In this paper, we propose a novel method leveraging the topological features extracted from the Raman spectrum, to enhance the classification capability of standard machine learning techniques in classification. Even if the experimental dataset is not large, results show that such a method outputs a classification model which not only achieves high accuracy on never before seen data samples but also can be easily integrated into a Raman spectroscopic system as an automatic tool for supporting clinicians in grading the tumour.
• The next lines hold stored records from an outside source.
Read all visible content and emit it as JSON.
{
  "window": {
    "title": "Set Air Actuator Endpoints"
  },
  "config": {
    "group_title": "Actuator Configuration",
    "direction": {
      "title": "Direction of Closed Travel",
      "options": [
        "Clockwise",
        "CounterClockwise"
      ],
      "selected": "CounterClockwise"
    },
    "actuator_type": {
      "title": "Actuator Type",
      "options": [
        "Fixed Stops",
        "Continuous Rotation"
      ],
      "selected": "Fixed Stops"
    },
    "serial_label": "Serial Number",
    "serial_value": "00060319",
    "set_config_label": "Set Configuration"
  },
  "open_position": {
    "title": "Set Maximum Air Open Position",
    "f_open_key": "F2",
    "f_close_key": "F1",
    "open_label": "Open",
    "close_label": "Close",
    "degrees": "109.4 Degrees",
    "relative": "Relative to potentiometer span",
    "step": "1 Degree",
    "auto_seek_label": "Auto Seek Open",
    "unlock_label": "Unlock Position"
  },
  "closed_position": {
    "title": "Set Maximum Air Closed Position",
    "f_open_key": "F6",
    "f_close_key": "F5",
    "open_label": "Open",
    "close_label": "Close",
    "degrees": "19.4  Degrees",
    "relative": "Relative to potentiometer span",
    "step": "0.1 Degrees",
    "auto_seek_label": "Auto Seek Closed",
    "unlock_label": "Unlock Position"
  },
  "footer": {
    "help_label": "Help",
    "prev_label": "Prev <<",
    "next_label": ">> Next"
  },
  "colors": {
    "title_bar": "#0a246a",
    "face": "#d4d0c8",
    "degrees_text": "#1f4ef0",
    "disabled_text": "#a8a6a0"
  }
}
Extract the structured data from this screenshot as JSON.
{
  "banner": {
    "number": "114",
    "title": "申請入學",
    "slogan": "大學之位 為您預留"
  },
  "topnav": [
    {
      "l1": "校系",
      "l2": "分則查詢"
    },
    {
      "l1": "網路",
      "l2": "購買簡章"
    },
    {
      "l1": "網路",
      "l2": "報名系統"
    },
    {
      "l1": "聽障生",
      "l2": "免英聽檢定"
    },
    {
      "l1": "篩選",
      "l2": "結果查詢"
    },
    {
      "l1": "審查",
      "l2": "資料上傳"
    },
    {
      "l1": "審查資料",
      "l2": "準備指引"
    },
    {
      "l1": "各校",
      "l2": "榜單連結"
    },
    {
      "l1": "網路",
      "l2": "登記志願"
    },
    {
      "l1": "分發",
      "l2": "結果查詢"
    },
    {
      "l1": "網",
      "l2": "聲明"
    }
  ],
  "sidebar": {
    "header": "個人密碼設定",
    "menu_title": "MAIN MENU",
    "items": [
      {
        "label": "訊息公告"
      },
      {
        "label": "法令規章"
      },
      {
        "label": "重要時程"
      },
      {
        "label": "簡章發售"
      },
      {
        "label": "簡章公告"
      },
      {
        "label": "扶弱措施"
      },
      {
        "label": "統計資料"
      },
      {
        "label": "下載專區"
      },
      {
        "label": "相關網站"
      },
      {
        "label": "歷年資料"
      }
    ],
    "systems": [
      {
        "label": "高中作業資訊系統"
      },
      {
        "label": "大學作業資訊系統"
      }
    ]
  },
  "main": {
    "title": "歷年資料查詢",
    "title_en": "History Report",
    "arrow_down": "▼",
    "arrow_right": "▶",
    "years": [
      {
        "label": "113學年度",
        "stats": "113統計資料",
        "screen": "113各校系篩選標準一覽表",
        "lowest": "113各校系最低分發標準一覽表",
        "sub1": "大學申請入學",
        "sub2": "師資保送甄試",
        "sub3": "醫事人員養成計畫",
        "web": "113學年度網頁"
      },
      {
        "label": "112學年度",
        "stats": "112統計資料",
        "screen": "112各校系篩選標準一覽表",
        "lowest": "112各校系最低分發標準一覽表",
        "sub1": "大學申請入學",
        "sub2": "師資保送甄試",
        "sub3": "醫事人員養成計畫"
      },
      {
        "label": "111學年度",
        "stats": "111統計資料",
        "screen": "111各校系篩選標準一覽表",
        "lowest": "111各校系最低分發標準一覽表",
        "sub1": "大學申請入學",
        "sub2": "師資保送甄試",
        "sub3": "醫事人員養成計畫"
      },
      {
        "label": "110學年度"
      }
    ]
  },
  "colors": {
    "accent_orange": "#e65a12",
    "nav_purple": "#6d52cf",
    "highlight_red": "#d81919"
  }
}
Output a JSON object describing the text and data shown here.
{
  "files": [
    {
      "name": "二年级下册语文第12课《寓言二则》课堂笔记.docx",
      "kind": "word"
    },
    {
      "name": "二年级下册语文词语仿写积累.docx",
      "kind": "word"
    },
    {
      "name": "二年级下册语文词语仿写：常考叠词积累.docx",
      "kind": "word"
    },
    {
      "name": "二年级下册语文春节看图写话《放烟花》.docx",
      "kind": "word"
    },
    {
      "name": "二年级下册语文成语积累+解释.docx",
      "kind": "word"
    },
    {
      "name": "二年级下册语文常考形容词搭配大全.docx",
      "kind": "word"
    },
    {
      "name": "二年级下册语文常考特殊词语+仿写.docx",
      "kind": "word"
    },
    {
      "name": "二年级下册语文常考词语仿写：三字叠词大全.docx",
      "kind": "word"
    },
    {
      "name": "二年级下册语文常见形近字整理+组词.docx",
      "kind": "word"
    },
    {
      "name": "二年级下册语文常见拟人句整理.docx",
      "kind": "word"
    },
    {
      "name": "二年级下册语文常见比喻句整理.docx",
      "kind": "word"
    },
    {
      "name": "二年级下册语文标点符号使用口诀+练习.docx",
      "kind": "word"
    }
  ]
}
The following section is devoted to the description of both the experimental data (Dataset 1 and Dataset 2) and the processing pipeline. In “Results” section, the processing pipeline is applied to the experimental data, and the classification results are reported; also, this section includes two ablation studies showing that the pipeline is more efficient than using only topological data analysis or only machine learning classifiers. The section closes with: (i) a thorough comparison of the best result we found in the state of the art; (ii) a description of the results achieved on new data (which have been acquired on new subjects using a different acquisition system). “Final test with new data” section discusses the best results achieved and concludes the paper.

Materials and methods

Data acquisition

The data acquisition was carried out with a Thermo Fisher Scientific DXR2xi Raman microscope. A total of 10 patients, who were being treated at the Institution, Azienda Ospedaliera Universitaria Pisana, Pisa, were enrolled in the study under the Ethical Committee agreement. Details can be found in the paper⁸. Formalin-fixed paraffin-embedded tumour tissue sections (e.g. in Fig. 1) were collected on glass slides and subsequently submitted to RS analysis after the dewaxing step (e.g. in Fig. 2). The protocol to remove paraffin and formalin has provided the immersion of the histopathological sections in a series of two baths of xylene for 10 min, respectively, and then washing the sections in PolyButylene Succinate (PBS) to remove residual formalin. Moreover, to give an idea of the variability of the datasets, Fig. 3 shows the Raman spectra coming from Dataset 1 (Fig. 3a) and from Dataset 2 (Fig. 3b).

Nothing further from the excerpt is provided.